PROJECT REPORT
The project that I decided to work on is based on road network analysis of California using graph theory principles implemented in rust. The implementation tries to answer the following questions:
- Average distances between pairs of vertices to understand the connectivity and accessibility of different regions in California.
- Degree distributions to analyze the connectivity patterns of intersections and endpoints in the road network.
CODE STRUCTURE The project is structured into several modules within the src directory, each responsible for different aspects of the program:
Modules Parser (parser.rs)- Purpose: manages the road network data's reading and parsing from text files. Key Functions: read_file(path: &str) -> Result<Vec<(usize, usize)>, Error>: Reads the road network data from a file and returns a list of edges represented as tuples of vertices. find_max_index_parallel(path: &str) -> Result<usize, Error>: Determines the maximum vertex index to help in constructing the graph correctly.
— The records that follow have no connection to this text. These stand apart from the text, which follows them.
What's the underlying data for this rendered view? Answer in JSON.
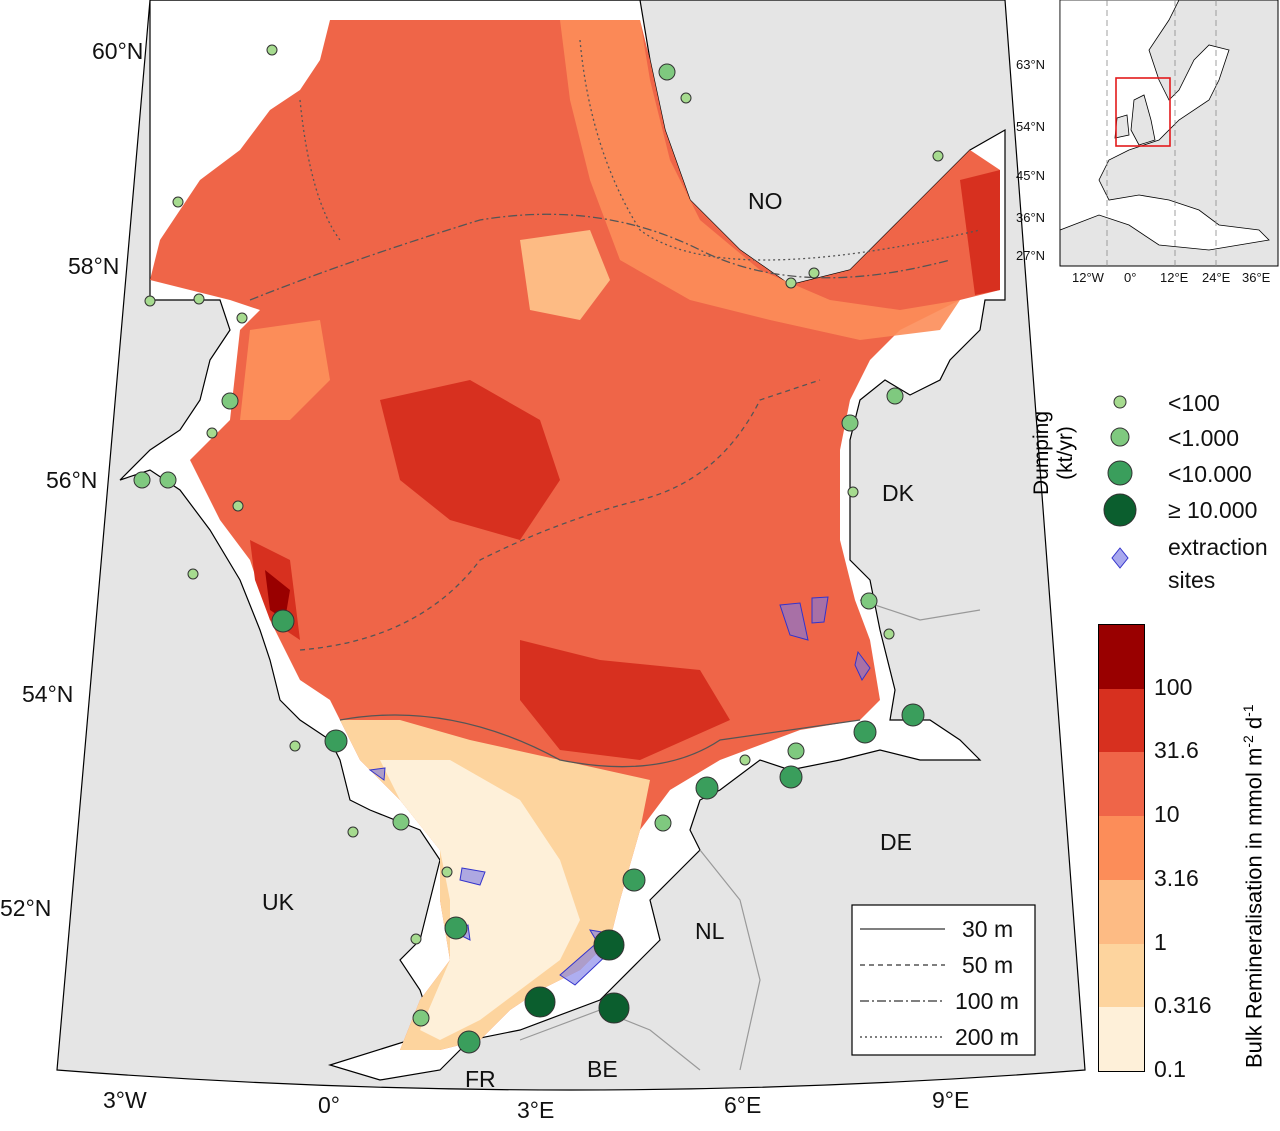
{
  "main_map": {
    "lat_labels": [
      "60°N",
      "58°N",
      "56°N",
      "54°N",
      "52°N"
    ],
    "lon_labels": [
      "3°W",
      "0°",
      "3°E",
      "6°E",
      "9°E"
    ],
    "country_labels": {
      "NO": "NO",
      "DK": "DK",
      "DE": "DE",
      "NL": "NL",
      "BE": "BE",
      "FR": "FR",
      "UK": "UK"
    },
    "colors": {
      "land": "#e5e5e5",
      "sea_outside": "#ffffff",
      "dumping": "#7fc97f",
      "dumping_dark": "#1b7c3f",
      "extraction": "#3333cc"
    }
  },
  "inset_map": {
    "lat_labels": [
      "63°N",
      "54°N",
      "45°N",
      "36°N",
      "27°N"
    ],
    "lon_labels": [
      "12°W",
      "0°",
      "12°E",
      "24°E",
      "36°E"
    ],
    "region_box_color": "#e31a1c"
  },
  "dumping_legend": {
    "title_line1": "Dumping",
    "title_line2": "(kt/yr)",
    "items": [
      {
        "label": "<100",
        "color": "#a6db8f"
      },
      {
        "label": "<1.000",
        "color": "#7fc97f"
      },
      {
        "label": "<10.000",
        "color": "#3a9e5c"
      },
      {
        "label": "≥ 10.000",
        "color": "#0b5e2e"
      }
    ],
    "extraction_label_1": "extraction",
    "extraction_label_2": "sites"
  },
  "depth_legend": {
    "items": [
      {
        "label": "30 m",
        "style": "solid"
      },
      {
        "label": "50 m",
        "style": "dashed"
      },
      {
        "label": "100 m",
        "style": "dash-dot"
      },
      {
        "label": "200 m",
        "style": "dotted"
      }
    ]
  },
  "colorbar": {
    "label": "Bulk Remineralisation in mmol m",
    "label_sup1": "-2",
    "label_mid": " d",
    "label_sup2": "-1",
    "ticks": [
      "0.1",
      "0.316",
      "1",
      "3.16",
      "10",
      "31.6",
      "100"
    ],
    "colors": [
      "#fef0d9",
      "#fdd49e",
      "#fdbb84",
      "#fc8d59",
      "#ef6548",
      "#d7301f",
      "#990000"
    ]
  }
}
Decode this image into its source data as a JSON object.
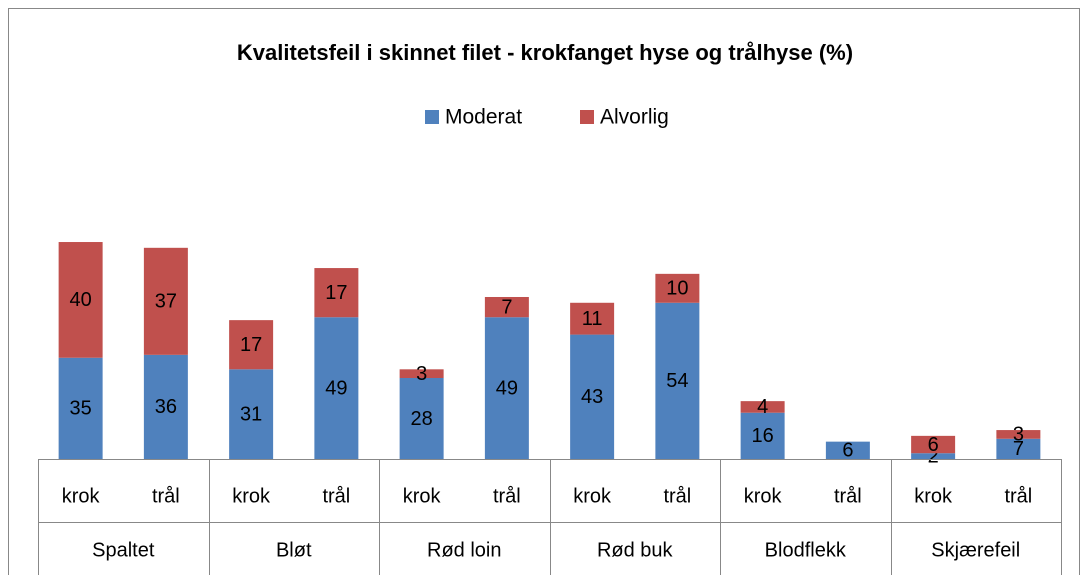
{
  "chart_data": {
    "type": "bar",
    "stacked": true,
    "title": "Kvalitetsfeil i skinnet filet - krokfanget hyse og trålhyse (%)",
    "groups": [
      "Spaltet",
      "Bløt",
      "Rød loin",
      "Rød buk",
      "Blodflekk",
      "Skjærefeil"
    ],
    "categories": [
      "krok",
      "trål",
      "krok",
      "trål",
      "krok",
      "trål",
      "krok",
      "trål",
      "krok",
      "trål",
      "krok",
      "trål"
    ],
    "series": [
      {
        "name": "Moderat",
        "color": "#4f81bd",
        "values": [
          35,
          36,
          31,
          49,
          28,
          49,
          43,
          54,
          16,
          6,
          2,
          7
        ]
      },
      {
        "name": "Alvorlig",
        "color": "#c0504d",
        "values": [
          40,
          37,
          17,
          17,
          3,
          7,
          11,
          10,
          4,
          null,
          6,
          3
        ]
      }
    ],
    "legend": "top"
  }
}
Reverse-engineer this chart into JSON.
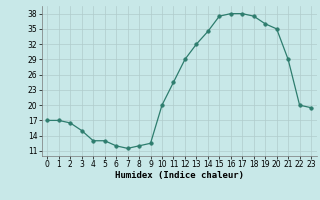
{
  "x": [
    0,
    1,
    2,
    3,
    4,
    5,
    6,
    7,
    8,
    9,
    10,
    11,
    12,
    13,
    14,
    15,
    16,
    17,
    18,
    19,
    20,
    21,
    22,
    23
  ],
  "y": [
    17,
    17,
    16.5,
    15,
    13,
    13,
    12,
    11.5,
    12,
    12.5,
    20,
    24.5,
    29,
    32,
    34.5,
    37.5,
    38,
    38,
    37.5,
    36,
    35,
    29,
    20,
    19.5
  ],
  "line_color": "#2e7d6e",
  "marker_color": "#2e7d6e",
  "bg_color": "#c8e8e8",
  "grid_color": "#b0cccc",
  "xlabel": "Humidex (Indice chaleur)",
  "xlim": [
    -0.5,
    23.5
  ],
  "ylim": [
    10,
    39.5
  ],
  "yticks": [
    11,
    14,
    17,
    20,
    23,
    26,
    29,
    32,
    35,
    38
  ],
  "xticks": [
    0,
    1,
    2,
    3,
    4,
    5,
    6,
    7,
    8,
    9,
    10,
    11,
    12,
    13,
    14,
    15,
    16,
    17,
    18,
    19,
    20,
    21,
    22,
    23
  ],
  "xlabel_fontsize": 6.5,
  "tick_fontsize": 5.5,
  "marker_size": 2.5,
  "linewidth": 0.9
}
Graph (graph.rs): Purpose: Provides the data structures and methods to represent and manipulate the graph. Key Functions: create_undirected_optimized(n: usize, edges: &[(usize, usize)]) -> Graph: Constructs an undirected graph from a list of edges, optimizing the structure for quick access and modifications.
Analysis (analysis.rs): Purpose: Contains functions to compute various analytical metrics on the graph. Key Functions: average_distance_sampled(graph: &Graph, samples: usize) -> f64: Calculates an estimate of the average distance between pairs of vertices using a sampling method. degree_distribution(graph: &Graph) -> HashMap<usize, usize>: Computes the degree distribution of the graph, showing how many vertices have each possible degree.
→ The project also contains a test module which is necessary for the system's functionality to be accurate and reliable. It includes automated tests intended to confirm that every function—including data parsing, graph building, and analytical computations—is implemented correctly across a range of modules. Regular testing helps to identify regressions or errors introduced during development, which leads to faster updates and maintenance. It also increases confidence in the project's outputs.
OUTPUT Average Distance Between Vertices: This function estimates the average distance between vertices and gives information about how dispersed and connected the road network is. Degree Distribution: Provides the graph's degree distribution as a formatted list that indicates the degree and the quantity of vertices that possess it. This measure is essential to comprehending the road network's topology.
RESULT The project produced an average calculated distance of 306.14 between vertices, indicating a widely dispersed network typical of large-scale road networks. Significant insights were gleaned from the degree distribution: most vertices have one or two connections (321,028 and 204,755 respectively), typical for linear road segments and simple intersections, while 6,075 vertices are isolated (degree 0), indicating unused or endpoint sections. Higher degree vertices (up to 12) draw attention to intricate intersections or significant network hubs that are essential for managing traffic flow and urban planning. This analysis aids in planning network expansions and improving network connectivity in addition to helping to comprehend the current network structure.